There was a bruiser in the ring with black skin so glossy it looked oiled. He had tree-trunk legs, abs that looked like ridges of steel. A punishing right, she noted, but he telegraphed it by dropping his left shoulder.

His opponent was in the Nordic god style, and quick on his feet. When she stepped closer, she made it as a droid.

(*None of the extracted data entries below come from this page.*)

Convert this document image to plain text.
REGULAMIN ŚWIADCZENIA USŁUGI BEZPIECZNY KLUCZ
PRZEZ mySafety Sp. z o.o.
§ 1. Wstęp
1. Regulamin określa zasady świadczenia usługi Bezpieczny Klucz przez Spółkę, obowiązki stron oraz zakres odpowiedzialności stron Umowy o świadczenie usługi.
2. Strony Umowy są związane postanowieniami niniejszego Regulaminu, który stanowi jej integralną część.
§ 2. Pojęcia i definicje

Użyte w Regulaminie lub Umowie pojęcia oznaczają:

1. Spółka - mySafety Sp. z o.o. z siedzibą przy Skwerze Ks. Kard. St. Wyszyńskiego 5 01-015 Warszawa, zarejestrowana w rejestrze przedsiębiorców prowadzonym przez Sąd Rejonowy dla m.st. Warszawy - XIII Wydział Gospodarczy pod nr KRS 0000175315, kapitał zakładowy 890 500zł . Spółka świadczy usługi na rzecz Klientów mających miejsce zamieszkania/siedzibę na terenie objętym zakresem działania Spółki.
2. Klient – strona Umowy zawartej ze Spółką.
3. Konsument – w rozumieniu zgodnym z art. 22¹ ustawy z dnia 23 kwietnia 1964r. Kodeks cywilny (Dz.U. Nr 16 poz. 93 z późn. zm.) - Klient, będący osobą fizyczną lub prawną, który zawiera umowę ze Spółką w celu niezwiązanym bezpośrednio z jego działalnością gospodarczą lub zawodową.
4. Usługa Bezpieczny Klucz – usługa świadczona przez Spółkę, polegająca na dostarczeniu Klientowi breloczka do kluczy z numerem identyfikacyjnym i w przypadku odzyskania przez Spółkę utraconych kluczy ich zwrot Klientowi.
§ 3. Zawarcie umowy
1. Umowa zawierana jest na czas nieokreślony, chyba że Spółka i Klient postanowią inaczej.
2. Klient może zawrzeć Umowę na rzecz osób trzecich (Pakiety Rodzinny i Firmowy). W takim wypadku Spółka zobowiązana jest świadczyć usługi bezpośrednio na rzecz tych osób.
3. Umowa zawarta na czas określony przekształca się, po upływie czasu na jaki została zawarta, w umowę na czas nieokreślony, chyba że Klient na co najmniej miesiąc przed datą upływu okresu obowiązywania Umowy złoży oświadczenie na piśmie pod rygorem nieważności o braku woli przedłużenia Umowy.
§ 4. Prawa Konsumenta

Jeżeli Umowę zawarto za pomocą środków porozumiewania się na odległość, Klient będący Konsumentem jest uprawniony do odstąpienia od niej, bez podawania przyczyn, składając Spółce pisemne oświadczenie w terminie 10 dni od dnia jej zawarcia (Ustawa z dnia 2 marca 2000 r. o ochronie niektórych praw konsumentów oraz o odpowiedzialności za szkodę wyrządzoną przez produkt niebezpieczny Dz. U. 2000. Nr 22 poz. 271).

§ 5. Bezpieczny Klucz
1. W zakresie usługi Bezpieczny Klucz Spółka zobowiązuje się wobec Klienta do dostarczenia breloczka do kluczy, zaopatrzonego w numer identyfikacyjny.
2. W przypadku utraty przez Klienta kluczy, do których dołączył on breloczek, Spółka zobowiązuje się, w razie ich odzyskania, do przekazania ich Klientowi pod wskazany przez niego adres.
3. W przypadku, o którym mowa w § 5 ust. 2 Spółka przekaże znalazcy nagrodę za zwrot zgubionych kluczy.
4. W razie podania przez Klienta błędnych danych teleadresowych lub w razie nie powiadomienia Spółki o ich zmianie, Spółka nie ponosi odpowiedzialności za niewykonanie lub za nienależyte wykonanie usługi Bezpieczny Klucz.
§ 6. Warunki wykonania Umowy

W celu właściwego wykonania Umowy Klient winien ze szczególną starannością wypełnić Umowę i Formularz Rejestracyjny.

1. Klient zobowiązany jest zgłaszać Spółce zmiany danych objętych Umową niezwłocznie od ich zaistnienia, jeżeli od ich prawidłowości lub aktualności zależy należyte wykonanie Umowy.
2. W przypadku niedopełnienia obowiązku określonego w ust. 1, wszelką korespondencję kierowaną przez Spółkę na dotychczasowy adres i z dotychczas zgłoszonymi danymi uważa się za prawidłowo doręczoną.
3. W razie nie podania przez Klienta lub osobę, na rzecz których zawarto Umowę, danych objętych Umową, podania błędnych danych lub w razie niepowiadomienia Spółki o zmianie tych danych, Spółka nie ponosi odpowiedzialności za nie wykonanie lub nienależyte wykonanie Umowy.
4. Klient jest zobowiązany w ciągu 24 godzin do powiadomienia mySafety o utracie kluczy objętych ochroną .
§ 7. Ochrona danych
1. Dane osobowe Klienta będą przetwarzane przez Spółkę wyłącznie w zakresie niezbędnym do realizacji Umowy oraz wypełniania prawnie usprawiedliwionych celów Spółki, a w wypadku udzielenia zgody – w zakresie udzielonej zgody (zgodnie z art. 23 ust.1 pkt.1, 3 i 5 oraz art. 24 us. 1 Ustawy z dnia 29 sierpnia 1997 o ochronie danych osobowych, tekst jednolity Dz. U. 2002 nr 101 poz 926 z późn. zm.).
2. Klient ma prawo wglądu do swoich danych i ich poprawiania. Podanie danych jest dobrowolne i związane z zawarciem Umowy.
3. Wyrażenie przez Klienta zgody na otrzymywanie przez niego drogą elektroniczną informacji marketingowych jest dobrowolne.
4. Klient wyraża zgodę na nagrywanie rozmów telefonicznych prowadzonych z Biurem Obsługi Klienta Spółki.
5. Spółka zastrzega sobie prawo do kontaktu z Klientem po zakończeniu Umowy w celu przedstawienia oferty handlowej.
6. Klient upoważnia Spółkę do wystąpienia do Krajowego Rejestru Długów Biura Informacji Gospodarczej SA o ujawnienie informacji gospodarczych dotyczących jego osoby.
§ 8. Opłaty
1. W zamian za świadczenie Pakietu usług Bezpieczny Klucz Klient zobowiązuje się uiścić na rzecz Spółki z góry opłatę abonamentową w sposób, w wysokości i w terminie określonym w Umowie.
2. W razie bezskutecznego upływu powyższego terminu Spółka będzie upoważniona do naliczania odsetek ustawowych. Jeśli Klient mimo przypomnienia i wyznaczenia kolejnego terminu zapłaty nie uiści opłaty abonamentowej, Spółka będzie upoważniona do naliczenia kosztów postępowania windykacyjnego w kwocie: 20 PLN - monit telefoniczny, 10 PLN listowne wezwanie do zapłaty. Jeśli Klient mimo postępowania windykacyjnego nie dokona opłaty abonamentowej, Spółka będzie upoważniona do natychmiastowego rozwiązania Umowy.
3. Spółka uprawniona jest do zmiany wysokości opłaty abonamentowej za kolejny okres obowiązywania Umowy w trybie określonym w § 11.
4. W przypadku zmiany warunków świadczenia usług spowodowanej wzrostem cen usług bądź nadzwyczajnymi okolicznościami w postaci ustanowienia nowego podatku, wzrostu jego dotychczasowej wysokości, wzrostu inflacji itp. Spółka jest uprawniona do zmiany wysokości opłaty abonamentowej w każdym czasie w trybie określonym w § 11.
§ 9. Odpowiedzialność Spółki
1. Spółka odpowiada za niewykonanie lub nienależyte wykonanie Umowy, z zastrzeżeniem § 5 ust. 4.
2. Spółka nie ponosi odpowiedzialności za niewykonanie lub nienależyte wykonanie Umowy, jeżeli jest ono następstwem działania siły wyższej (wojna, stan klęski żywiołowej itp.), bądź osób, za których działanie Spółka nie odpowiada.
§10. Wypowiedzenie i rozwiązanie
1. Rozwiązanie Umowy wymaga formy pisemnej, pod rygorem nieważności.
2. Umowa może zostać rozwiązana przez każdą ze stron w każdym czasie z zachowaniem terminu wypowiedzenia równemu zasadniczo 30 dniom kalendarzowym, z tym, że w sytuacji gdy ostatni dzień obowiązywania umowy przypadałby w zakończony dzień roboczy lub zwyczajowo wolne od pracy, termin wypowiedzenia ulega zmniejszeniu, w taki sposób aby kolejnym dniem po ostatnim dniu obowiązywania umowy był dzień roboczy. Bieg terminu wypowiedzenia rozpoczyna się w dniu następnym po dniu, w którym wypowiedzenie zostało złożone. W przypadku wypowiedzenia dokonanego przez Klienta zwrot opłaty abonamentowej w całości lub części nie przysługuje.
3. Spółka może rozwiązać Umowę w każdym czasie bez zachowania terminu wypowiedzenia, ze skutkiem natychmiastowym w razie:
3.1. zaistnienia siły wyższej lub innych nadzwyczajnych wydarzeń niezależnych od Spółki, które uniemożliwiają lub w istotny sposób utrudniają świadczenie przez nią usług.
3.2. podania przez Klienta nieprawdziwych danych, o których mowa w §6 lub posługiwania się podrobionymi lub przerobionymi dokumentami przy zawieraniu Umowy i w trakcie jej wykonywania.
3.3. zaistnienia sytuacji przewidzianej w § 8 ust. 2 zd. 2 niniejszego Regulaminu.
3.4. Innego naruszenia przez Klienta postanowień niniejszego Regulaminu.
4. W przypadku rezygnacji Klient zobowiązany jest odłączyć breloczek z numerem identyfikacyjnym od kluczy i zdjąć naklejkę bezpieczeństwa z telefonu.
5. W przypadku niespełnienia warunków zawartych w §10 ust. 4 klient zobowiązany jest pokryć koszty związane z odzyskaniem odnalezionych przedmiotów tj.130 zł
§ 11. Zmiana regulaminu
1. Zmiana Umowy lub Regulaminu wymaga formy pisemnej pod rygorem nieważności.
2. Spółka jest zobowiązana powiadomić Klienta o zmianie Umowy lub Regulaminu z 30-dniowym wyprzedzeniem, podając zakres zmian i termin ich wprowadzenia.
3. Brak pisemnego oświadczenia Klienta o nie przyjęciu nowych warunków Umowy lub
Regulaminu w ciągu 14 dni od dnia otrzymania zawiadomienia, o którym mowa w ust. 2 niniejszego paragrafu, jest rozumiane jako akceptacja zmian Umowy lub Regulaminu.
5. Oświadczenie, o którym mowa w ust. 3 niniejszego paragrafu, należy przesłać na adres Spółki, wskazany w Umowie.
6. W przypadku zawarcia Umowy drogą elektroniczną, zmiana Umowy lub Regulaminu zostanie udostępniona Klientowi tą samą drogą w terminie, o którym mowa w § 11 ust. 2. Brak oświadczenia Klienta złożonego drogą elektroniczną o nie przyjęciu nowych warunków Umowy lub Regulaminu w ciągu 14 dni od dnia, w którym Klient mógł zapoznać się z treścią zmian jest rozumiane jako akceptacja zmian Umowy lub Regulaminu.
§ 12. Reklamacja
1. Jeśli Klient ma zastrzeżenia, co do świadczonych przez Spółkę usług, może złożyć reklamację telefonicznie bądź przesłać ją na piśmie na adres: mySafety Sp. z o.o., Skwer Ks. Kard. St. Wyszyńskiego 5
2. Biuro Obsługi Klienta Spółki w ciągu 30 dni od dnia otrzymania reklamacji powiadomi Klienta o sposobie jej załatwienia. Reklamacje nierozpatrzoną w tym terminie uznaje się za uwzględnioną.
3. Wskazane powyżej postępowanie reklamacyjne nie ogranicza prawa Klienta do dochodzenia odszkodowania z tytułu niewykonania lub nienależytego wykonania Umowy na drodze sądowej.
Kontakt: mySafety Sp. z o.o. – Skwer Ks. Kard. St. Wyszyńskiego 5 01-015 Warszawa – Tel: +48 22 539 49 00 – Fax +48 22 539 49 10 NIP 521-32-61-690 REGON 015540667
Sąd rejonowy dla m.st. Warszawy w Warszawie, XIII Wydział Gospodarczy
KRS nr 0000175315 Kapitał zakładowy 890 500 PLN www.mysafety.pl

The trainer was wrapped in gray sweats and jogged to different spots outside the ring to shout instruction and insult with equal fervor.

He was about five eight, Eve judged, and on the shady side of fifty. From the looks of it, his nose had had the occasion to meet someone’s fist with some regularity. When he peeled back his lips to spew abuse on his fighter, Eve caught the glint of a silver tooth.

She waited until the end of the round and watched the black guy—heavyweight division—hang his head as the flyweight berated him from outside the ropes.

“Sorry to interrupt,” Eve began.

Jim’s head whipped around. “I don’t like women in my place.” He heaved a towel at his fighter, then rolled toward Eve like a small tank. “Out.”

Eve took out her badge. “Why don’t we start over?”